Twilight!” she called, sounding as furious as Lady Celestia probably was. “I can’t believe this! How many times have we told you to stay away from her?!”

“Her?” Rarity asked, looking towards the Emissary. She placed a hand on her chest. “Rainbow, you wound me. You speak of me as though I were a monster.”

“Don’t start this again, Rarity,” Rainbow snapped, lowering her staff and gritting her teeth. “You know you’re not supposed to…” She drifted off, glancing at Twilight.

“Pardon me, this creature was the one trailing after death,” Rarity said, turning to Twilight. Two thin fingers lifted the Emissary’s chin. “A dangerous affair, indeed.”

“Stop that!” Rainbow boomed, and the bottom of her staff slammed against the ground. “Step away from her! Do you really want Lady Celestia on our case? Or Lady Luna? Don’t you have other things to be doing?!”

“I do, I do,” said Rarity at last, finally stepping away. “I only wanted to say hello. This is the first time we’ve ever met, after all, isn’t it, Twilight?”

Twilight’s eyes widened. What was she…

“Yes,” she said, firmly.

“Yes,” Rarity repeated. Her scythe began to glow, and a haze of black smoke rose from the ground to surround her. “I’ll be on my way now, then! A shame this lovely conversation has been cut short. But…” Her cloak shielded her face again. “Why don’t we meet again one day, dear Twilight? Perhaps when it is time for a dear child to reunite with Grandmama, hm?”

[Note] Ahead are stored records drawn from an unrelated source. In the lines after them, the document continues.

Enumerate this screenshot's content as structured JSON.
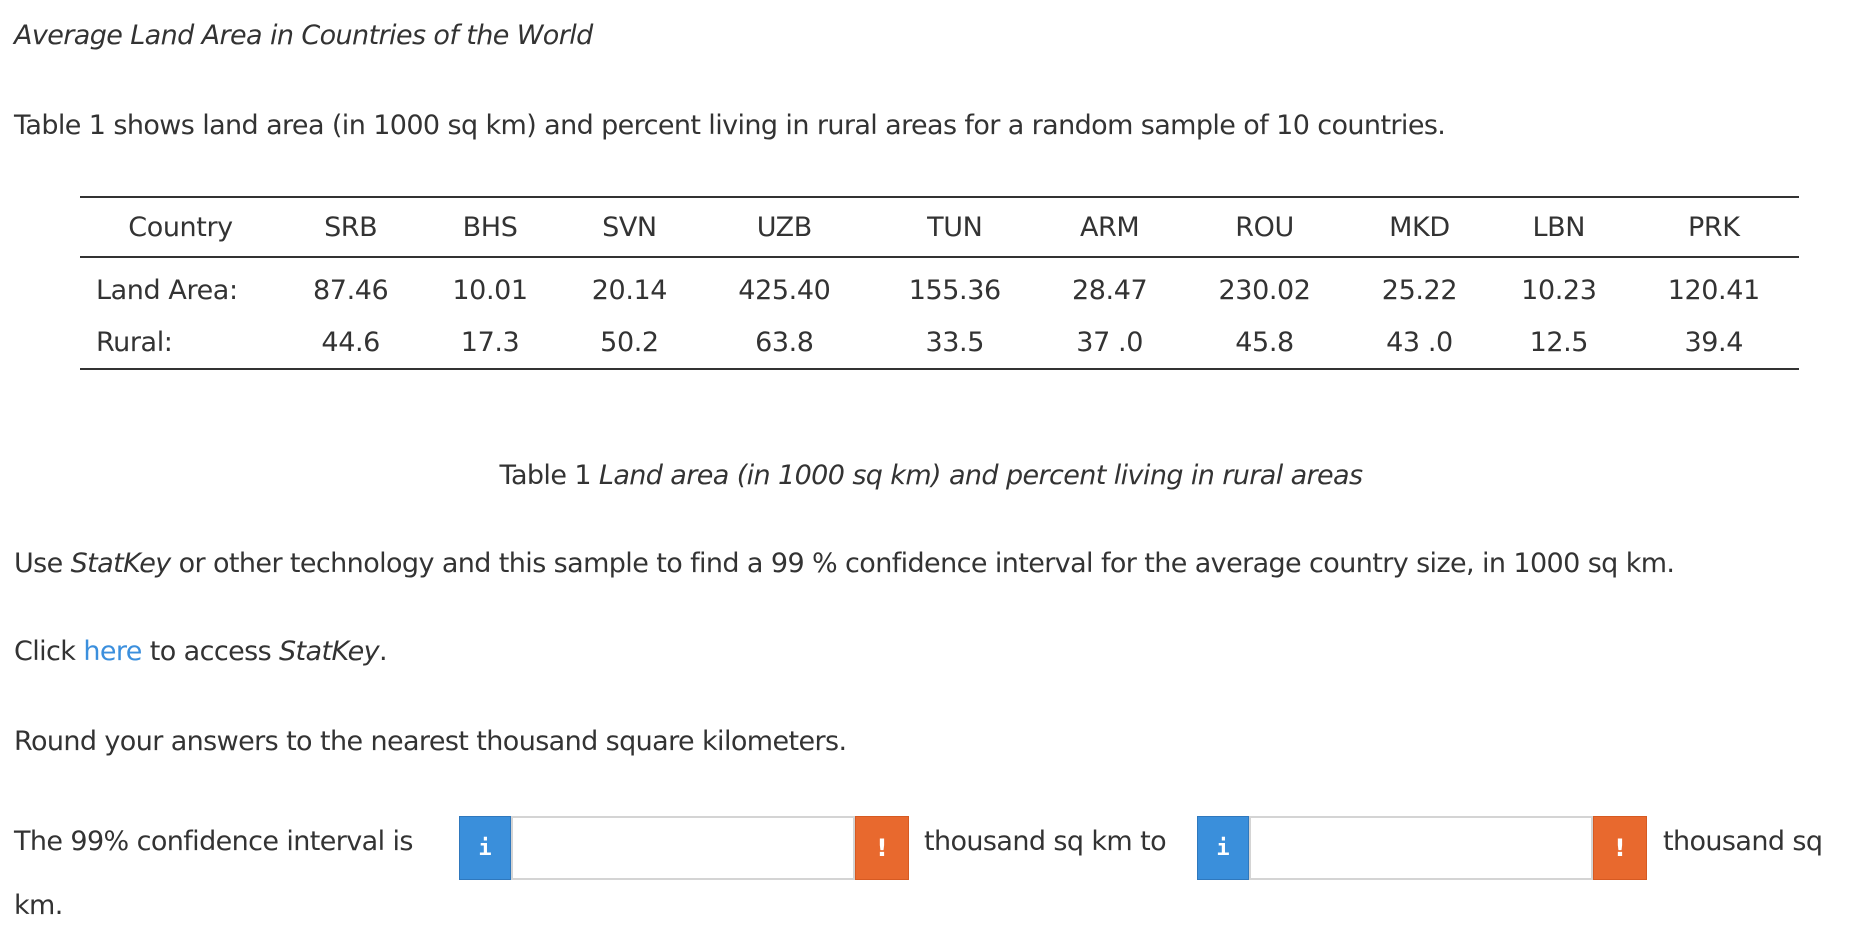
{
  "title": "Average Land Area in Countries of the World",
  "intro": "Table 1 shows land area (in 1000 sq km) and percent living in rural areas for a random sample of 10 countries.",
  "table": {
    "header_label": "Country",
    "countries": [
      "SRB",
      "BHS",
      "SVN",
      "UZB",
      "TUN",
      "ARM",
      "ROU",
      "MKD",
      "LBN",
      "PRK"
    ],
    "rows": [
      {
        "label": "Land Area:",
        "values": [
          "87.46",
          "10.01",
          "20.14",
          "425.40",
          "155.36",
          "28.47",
          "230.02",
          "25.22",
          "10.23",
          "120.41"
        ]
      },
      {
        "label": "Rural:",
        "values": [
          "44.6",
          "17.3",
          "50.2",
          "63.8",
          "33.5",
          "37 .0",
          "45.8",
          "43 .0",
          "12.5",
          "39.4"
        ]
      }
    ]
  },
  "caption": {
    "prefix": "Table 1",
    "text": "Land area (in 1000 sq km) and percent living in rural areas"
  },
  "instruction": {
    "part1": "Use ",
    "statkey": "StatKey",
    "part2": " or other technology and this sample to find a 99 % confidence interval for the average country size, in 1000 sq km."
  },
  "access": {
    "prefix": "Click ",
    "link": "here",
    "middle": " to access ",
    "statkey": "StatKey",
    "suffix": "."
  },
  "round_text": "Round your answers to the nearest thousand square kilometers.",
  "answer": {
    "prompt": "The 99% confidence interval is",
    "info_glyph": "i",
    "warn_glyph": "!",
    "lower_value": "",
    "upper_value": "",
    "between": "thousand sq km to",
    "after": "thousand sq",
    "wrap": "km."
  },
  "colors": {
    "info_button": "#3a8fdb",
    "warn_button": "#e8692e",
    "link": "#3b8fdd",
    "text": "#333333"
  }
}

Reaping away Twilight’s chance to reply, the Reaper vanished before her very eyes, leaving in her wake nothing but a very shaken emissary. Rainbow rushed to her, grabbing her by the shoulders and shaking her.

“Twilight?! You okay? What did she tell you?! Did she tell you anything?!” she asked in a frenzy.

“When I reaped you.”

“When I held your mortal soul in my grasp.”

“N-No,” Twilight whispered, and she wondered if the sensation of a beating heart in her chest was actually a memory rather than an imagining. “She didn’t tell me anything…”

Rainbow ran a hand through her hair, relieved. “Goddesses… Fine. That’s good. I was terrified for a minute there.” She sighed and placed a hand on her friend’s shoulder. “Listen to me, Twi. No one can know about this. I can’t… I can’t tell you what’s the deal with her yet, but stay away from her, okay?”

“All right,” Twilight lied.

Wordlessly, she followed Rainbow Dash out into the streets. Mortals still walked about, all eerily quiet and observant of the tearful woman walking down the street, carrying in her arms a weeping child desperately calling for her grandmama.

“Why don’t we meet again one day, dear Twilight? Perhaps when it is time for a dear child to reunite with Grandmama, hm?”

“Twilight?”

Twilight looked away from the woman and found Rainbow Dash staring at her.

“Come on, we need to get going. I know it’s your day in the Middle Realm, but…”

“I understand,” Twilight tonelessly said. “We can leave now.”

She would be back, after all. Sooner or later, in the twilight of death, she would meet Rarity again.